Goldman Sachs surveyed 1,000 people about their interest in the Apple Watch the day after preorders began.

The results are good for Apple and bad for traditional watchmakers.

Here is Goldman:

Our key insights include: (1) encouraging initial demand, with +11% of iPhone users “very likely” to purchase an Apple Watch this year, (2) regular watch wearers are among the most likely to order an Apple or other smart watch, suggesting high displacement rates for traditional watches from smart watch adoption, (3) young consumers are substantially more likely to buy an Apple Watch than older consumers, and (4) those likely to buy a smart watch most often indicate Fossil, Seiko, Casio, Rolex, Timex, and TAG Heuer are the watch brands they wear today.

The feminine mystique: Reasons to believe women will participate

Analysts have raised concerns the Apple Watch is “too geeky” for women, but we are more constructive in view of (1) a solid showing in our survey of women iPhone users who are “very likely” to purchase (10% vs. men 13%), (2) Apple’s marketing focus towards women, and (3) the path paved by recent popularity of bulky watches and wearables among women.

We see greatest risk to the mid-tier watch category

The US watch market totaled 61mn units in 2014, with 11-12mn units in the “mid-tier” ($150-$1,000 price range).

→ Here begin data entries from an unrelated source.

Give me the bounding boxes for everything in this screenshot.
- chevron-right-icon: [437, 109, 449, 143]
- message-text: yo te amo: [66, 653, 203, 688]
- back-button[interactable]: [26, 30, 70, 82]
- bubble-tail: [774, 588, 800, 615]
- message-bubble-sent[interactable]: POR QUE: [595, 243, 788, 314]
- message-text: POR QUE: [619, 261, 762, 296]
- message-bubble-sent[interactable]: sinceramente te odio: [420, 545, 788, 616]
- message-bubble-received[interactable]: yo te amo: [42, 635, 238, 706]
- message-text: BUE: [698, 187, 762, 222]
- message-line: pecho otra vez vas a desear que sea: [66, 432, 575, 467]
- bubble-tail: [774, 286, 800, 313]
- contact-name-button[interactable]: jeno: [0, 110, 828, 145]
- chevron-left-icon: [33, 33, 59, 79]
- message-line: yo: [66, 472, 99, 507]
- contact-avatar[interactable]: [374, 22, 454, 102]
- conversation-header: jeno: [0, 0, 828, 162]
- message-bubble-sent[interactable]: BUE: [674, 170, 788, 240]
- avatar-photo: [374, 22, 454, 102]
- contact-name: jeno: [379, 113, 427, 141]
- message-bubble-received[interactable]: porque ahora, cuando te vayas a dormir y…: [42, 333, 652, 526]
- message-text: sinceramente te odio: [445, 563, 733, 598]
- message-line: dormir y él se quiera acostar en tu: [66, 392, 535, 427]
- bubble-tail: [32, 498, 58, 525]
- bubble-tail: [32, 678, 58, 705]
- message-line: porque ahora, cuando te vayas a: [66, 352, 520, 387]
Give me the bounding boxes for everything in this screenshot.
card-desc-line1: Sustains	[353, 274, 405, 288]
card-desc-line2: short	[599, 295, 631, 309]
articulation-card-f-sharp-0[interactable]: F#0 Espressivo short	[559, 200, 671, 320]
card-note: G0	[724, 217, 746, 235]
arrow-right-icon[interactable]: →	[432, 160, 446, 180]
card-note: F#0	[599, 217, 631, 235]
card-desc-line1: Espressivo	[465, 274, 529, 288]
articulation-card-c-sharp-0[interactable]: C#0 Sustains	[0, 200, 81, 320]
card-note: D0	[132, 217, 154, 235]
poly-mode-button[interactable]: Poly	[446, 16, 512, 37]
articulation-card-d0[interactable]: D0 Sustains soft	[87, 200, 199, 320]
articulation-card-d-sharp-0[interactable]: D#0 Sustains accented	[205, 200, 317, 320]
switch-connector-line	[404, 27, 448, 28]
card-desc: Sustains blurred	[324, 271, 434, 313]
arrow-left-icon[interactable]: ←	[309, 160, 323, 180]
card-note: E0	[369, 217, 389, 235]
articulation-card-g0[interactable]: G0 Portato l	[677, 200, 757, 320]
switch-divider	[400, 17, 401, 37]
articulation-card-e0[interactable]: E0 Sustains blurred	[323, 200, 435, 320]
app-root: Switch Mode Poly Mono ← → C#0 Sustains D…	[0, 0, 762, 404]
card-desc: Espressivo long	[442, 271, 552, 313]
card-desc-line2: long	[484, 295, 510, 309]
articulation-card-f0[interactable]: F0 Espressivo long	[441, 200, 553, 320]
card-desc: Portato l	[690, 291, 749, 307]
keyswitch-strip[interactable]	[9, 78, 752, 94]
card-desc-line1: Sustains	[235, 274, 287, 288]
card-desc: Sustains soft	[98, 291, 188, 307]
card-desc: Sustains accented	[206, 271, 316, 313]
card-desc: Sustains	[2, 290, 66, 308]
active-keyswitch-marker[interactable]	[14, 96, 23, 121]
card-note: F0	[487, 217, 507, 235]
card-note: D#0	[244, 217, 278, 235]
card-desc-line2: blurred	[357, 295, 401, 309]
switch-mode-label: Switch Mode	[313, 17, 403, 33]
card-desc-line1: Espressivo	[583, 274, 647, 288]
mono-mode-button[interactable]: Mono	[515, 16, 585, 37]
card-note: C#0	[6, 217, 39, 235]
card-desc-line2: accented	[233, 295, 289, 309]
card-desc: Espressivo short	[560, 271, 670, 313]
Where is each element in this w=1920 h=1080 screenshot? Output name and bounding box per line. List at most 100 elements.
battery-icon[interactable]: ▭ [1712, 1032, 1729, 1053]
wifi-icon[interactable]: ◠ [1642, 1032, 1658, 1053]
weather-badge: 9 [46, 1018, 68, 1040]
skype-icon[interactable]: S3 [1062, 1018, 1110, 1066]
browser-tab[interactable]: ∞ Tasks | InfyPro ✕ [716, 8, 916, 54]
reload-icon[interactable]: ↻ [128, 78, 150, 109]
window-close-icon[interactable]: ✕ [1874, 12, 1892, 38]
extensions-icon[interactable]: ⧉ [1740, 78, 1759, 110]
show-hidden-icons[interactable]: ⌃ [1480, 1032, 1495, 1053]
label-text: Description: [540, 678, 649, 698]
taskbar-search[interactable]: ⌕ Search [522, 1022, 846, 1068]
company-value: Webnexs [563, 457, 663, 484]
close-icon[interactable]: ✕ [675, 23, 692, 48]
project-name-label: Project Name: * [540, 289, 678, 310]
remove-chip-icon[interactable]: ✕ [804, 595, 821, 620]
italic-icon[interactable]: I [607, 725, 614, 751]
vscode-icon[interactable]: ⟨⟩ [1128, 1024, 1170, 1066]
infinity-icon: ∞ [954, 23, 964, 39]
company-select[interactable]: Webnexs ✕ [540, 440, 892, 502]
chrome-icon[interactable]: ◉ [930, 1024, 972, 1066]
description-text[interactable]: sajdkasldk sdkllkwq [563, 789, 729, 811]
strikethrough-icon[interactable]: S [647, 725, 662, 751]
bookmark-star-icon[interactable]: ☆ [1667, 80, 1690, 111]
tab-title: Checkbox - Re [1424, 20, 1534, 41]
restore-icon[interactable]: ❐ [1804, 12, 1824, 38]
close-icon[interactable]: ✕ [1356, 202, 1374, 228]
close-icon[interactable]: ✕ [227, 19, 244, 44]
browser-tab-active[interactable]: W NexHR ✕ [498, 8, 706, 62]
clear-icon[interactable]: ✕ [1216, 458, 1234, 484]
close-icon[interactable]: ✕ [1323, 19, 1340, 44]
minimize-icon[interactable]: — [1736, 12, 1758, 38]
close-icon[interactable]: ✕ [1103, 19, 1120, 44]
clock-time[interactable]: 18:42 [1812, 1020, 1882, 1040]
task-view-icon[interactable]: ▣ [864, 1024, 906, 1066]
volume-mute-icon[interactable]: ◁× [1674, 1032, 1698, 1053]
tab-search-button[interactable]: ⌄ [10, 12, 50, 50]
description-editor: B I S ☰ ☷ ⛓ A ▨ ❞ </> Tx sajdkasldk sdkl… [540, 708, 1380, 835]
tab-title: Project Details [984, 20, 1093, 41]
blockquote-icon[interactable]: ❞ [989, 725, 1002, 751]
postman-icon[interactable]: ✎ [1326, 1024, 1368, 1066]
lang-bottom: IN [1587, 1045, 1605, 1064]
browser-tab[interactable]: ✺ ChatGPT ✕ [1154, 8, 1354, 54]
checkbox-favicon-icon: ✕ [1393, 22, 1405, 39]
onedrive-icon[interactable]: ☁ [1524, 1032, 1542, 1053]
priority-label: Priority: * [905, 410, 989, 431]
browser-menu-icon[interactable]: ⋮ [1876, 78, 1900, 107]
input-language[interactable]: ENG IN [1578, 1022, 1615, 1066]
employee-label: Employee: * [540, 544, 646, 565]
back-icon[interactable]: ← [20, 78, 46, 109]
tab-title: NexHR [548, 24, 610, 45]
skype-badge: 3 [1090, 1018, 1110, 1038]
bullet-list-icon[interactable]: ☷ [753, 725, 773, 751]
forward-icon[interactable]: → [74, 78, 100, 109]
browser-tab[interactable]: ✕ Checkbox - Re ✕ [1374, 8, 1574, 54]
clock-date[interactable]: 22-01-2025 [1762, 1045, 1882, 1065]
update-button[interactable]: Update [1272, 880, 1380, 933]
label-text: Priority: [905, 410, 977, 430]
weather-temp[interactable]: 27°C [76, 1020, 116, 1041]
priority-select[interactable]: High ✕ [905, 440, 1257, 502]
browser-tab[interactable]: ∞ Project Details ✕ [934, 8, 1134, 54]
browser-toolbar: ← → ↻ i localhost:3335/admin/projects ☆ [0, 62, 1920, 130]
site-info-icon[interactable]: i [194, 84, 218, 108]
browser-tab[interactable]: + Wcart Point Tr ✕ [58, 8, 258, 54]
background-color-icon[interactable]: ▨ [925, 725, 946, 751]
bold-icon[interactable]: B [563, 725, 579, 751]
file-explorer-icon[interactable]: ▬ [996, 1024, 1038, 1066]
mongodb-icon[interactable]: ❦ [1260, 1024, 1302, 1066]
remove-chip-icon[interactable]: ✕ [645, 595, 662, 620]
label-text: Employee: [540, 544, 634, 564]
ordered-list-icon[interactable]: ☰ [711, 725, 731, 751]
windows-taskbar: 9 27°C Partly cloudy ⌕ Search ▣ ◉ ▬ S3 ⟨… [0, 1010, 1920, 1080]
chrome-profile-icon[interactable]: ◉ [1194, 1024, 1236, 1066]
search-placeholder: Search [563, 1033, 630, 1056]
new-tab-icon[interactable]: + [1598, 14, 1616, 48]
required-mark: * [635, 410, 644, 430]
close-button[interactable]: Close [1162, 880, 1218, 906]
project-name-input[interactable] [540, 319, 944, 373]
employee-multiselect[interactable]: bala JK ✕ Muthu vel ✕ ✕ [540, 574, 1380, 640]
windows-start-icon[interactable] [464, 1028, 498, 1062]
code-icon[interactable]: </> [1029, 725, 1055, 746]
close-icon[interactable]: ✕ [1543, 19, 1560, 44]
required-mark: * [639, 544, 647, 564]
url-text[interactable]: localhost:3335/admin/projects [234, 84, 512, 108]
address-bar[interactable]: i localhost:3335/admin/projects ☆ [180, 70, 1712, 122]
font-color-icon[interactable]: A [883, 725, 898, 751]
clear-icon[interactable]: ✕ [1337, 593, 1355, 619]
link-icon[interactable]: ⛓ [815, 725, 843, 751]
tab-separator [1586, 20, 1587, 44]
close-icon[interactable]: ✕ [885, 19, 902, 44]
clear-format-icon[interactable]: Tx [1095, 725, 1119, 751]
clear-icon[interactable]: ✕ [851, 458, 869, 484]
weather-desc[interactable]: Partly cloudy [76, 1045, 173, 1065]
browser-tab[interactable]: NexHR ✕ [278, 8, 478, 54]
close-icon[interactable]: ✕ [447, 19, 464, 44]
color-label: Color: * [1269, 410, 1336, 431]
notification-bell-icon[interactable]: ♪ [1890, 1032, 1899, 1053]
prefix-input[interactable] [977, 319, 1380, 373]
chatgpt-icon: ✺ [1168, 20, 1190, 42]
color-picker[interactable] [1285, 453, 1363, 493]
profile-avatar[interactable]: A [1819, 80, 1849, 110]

The mid-tier appears most vulnerable because of the price point overlap with Apple Watches ($349-$1,099). Our base case assumes 7mn Apple Watches sold in the US in CY16 and a 50% cannibalization rate, or 3.5mn unit headwind for traditional watches. This equates to 6% of total traditional watches and 31% of the mid-tier. We estimate FOSL has the largest mid-tier exposure, or 40% of category units.